Beautiful Beings balances its intense violence with acts of kindness that feel as though they belong in a movie with characters who have never known harshness. At the same time, the violence is sometimes difficult to watch; brutal, angry fights that come from a place of insecurity. These teenage boys don’t know how to exist without violence, without trading punches to show off their strength, their loyalty, their commitment to their friends.
In no way does Beautiful Beings glorify these acts of violence. Instead, the film simply presents them starkly as fact. This is a reality, one that shouldn’t be lusted after, but it is a way of life that feels inescapable and inevitable to the boys. At around the thirty-minute mark, Addi talks about the home lives of his bully friends. It’s here that audiences get a fuller picture of these characters. Again, never in a way that excuses their violent behavior, but demonstrating how the people who are supposed to care for them have fundamentally failed these boys. They are desperate to feel in control of some tiny facet of their lives, and since violence is how the men in their lives show power, they do the same. Beautiful Beings is an indictment of this cycle of violence, and proof of how the smallest acts of kindness can begin to disrupt that pattern.

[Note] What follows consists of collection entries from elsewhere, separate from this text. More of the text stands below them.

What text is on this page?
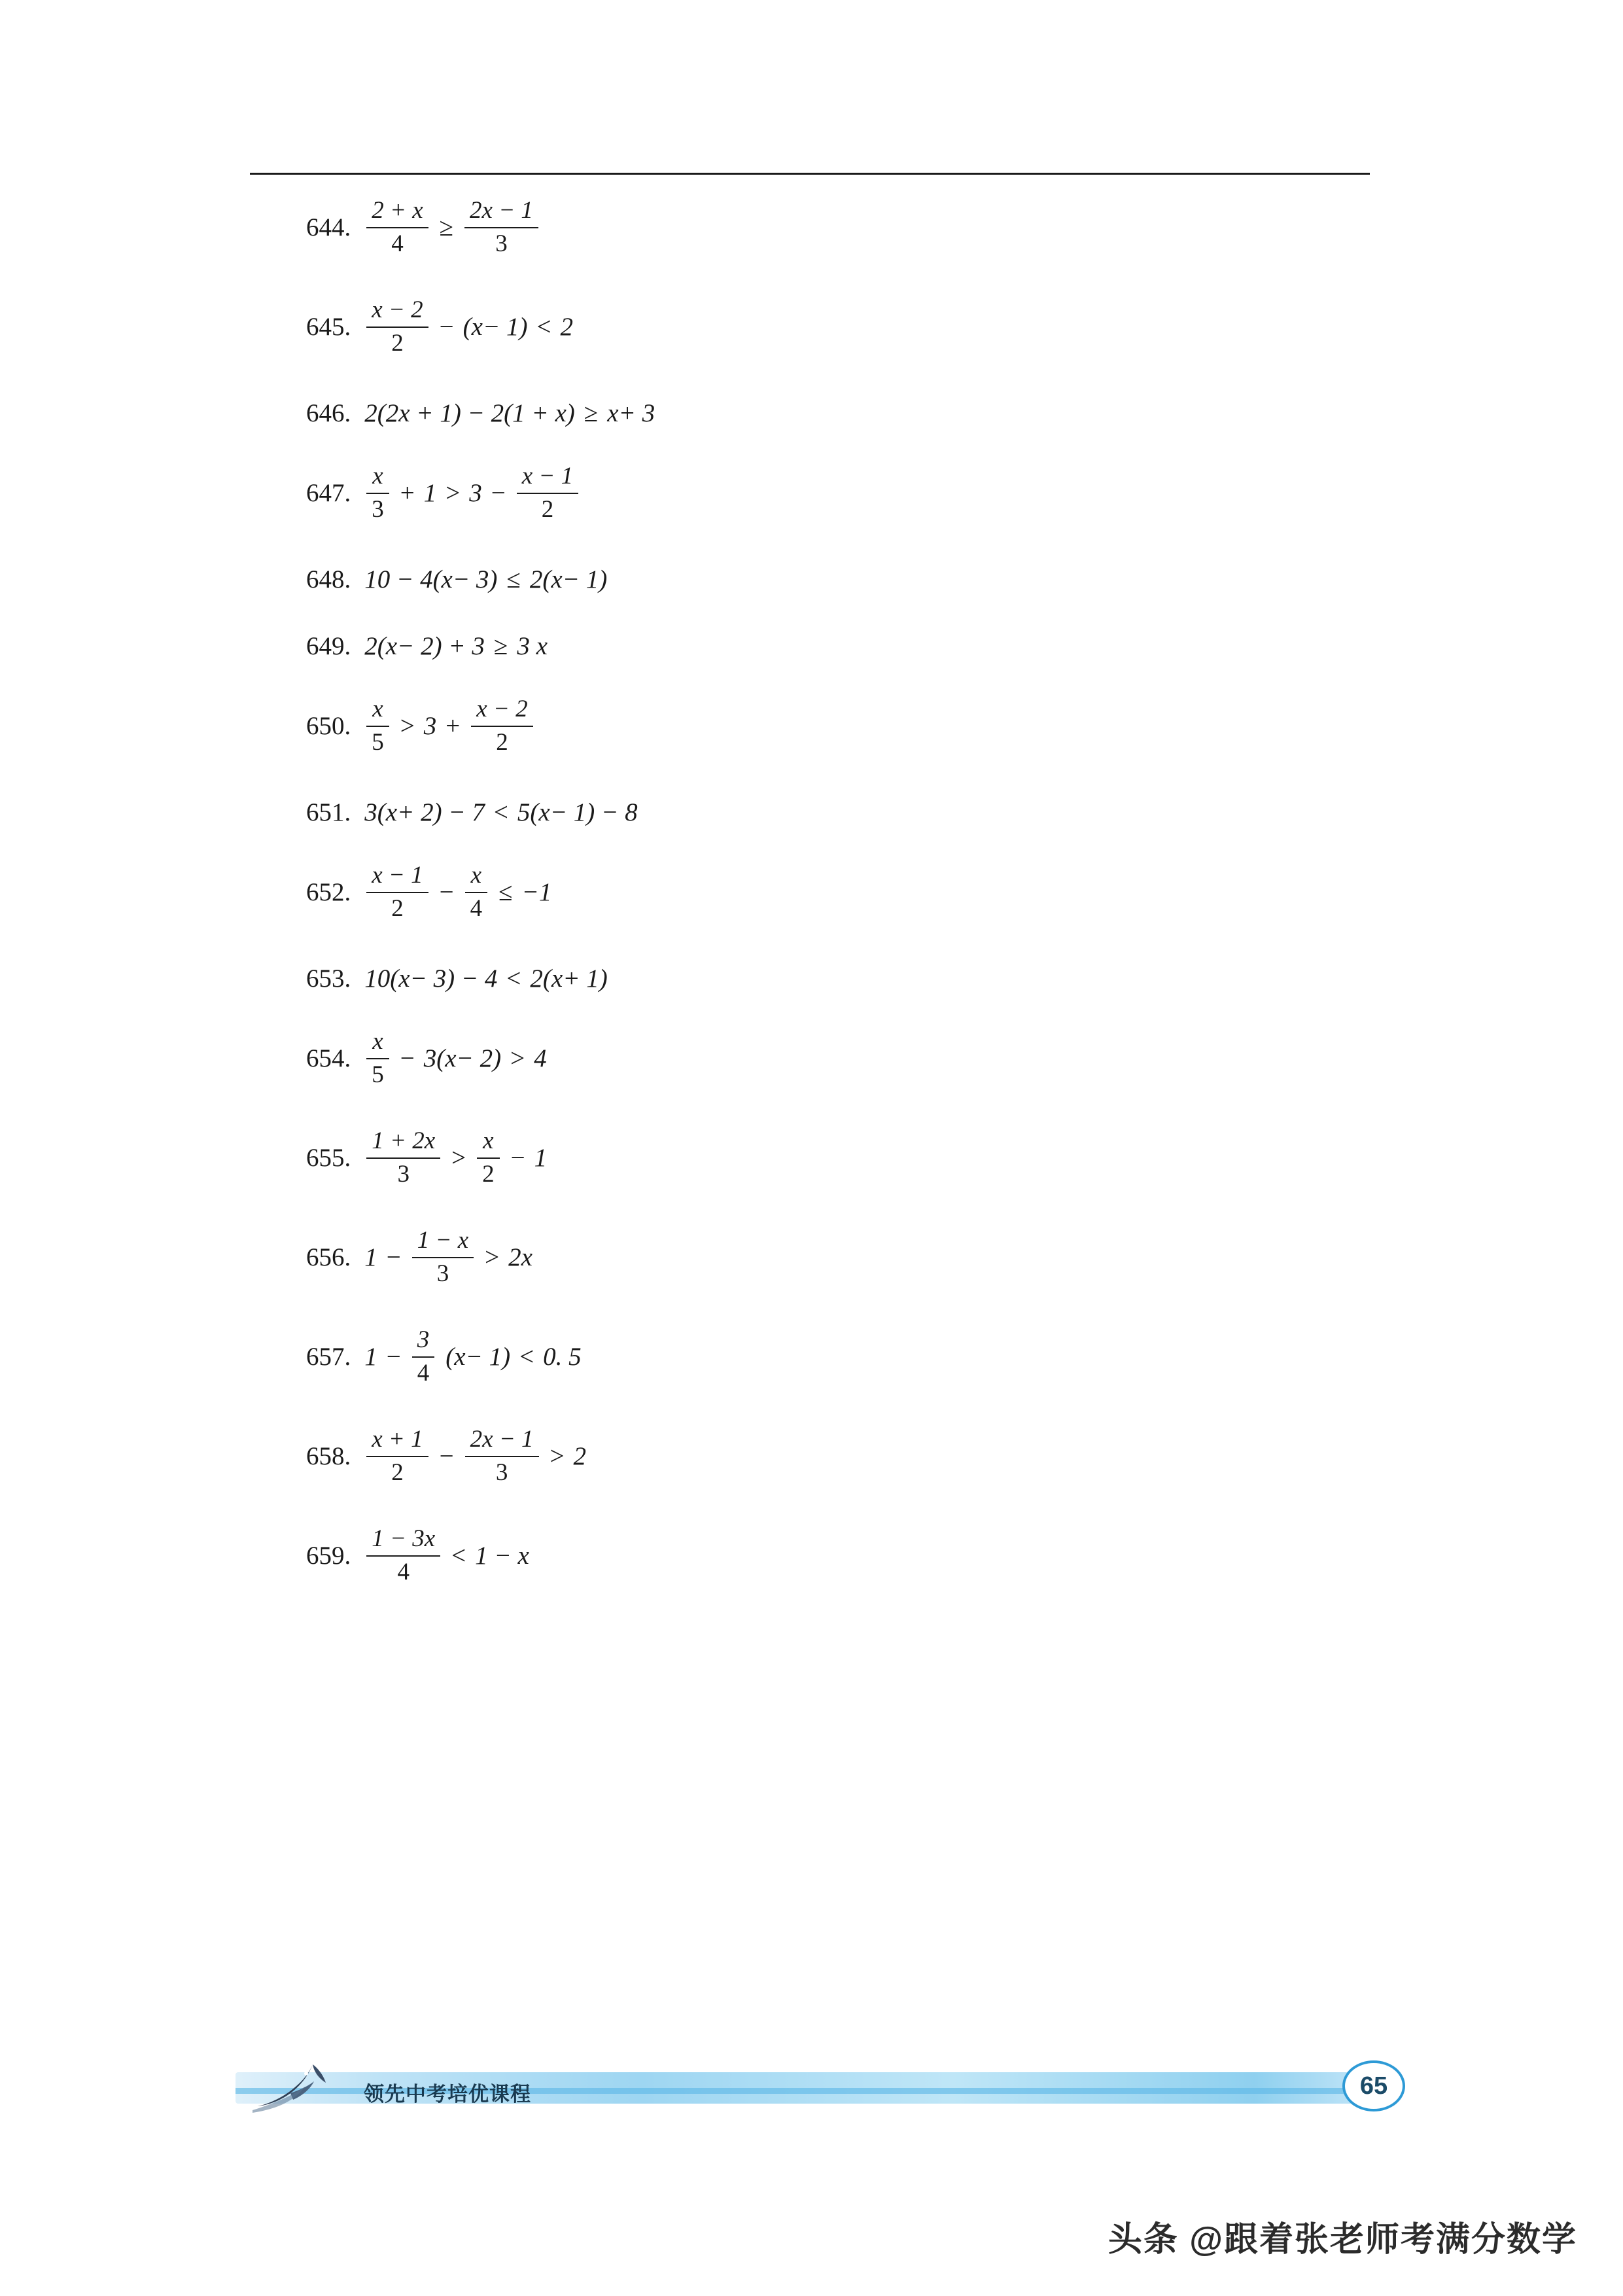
644. $\frac{2 + x}{4} \ge \frac{2x - 1}{3}$
645. $\frac{x - 2}{2} - (x- 1) < 2$
646. 2(2x + 1) − 2(1 + x) ≥ x+ 3
647. $\frac{x}{3} + 1 > 3 - \frac{x - 1}{2}$
648. 10 − 4(x− 3) ≤ 2(x− 1)
649. 2(x− 2) + 3 ≥ 3 x
650. $\frac{x}{5} > 3 + \frac{x - 2}{2}$
651. 3(x+ 2) − 7 < 5(x− 1) − 8
652. $\frac{x - 1}{2} - \frac{x}{4} \le -1$
653. 10(x− 3) − 4 < 2(x+ 1)
654. $\frac{x}{5} - 3(x- 2) > 4$
655. $\frac{1 + 2x}{3} > \frac{x}{2} - 1$
656. $1 - \frac{1 - x}{3} > 2x$
657. $1 - \frac{3}{4} (x- 1) < 0$. 5
658. $\frac{x + 1}{2} - \frac{2x - 1}{3} > 2$
659. $\frac{1 - 3x}{4} < 1 - x$
领先中考培优课程	65
头条 @跟着张老师考满分数学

The film is supplemented with supernatural elements that don’t feel necessary to the larger themes. Addi’s mom (Anita Briem) believes she’s psychic and visits Addi in his dreams from time to time. These forays into the otherworldly don’t entirely hinder the pacing and character development, but they don’t help it either. The four lead boys (three of whom had no prior acting experience) are more than capable of grounding the film in earnestness. Their evolution and the tangled web they weave are compelling in their own right.
Beautiful Beings does stumble somewhere around the two-thirds mark with a scene of one of the boys being raped. In a film with so much violence, this scene is gratuitous, especially given the homophobic slurs that are freely tossed around throughout the rest of the movie. More egregiously, the scene doesn’t serve a narrative purpose and exists more as shock value. The audience doesn’t need that scene to understand that the film is recklessly speeding toward a violent end. We’re well aware of that.
Despite its anger, Beautiful Beings remains deeply hopeful. The boys offer kindness to one another in ways they don’t experience from anyone else. They don’t always go about things in the right way, but they are trying to make sense of their lives and be better than the people who failed to raise them in a tender world. The kids aren’t alright, but they were never given the space to be alright.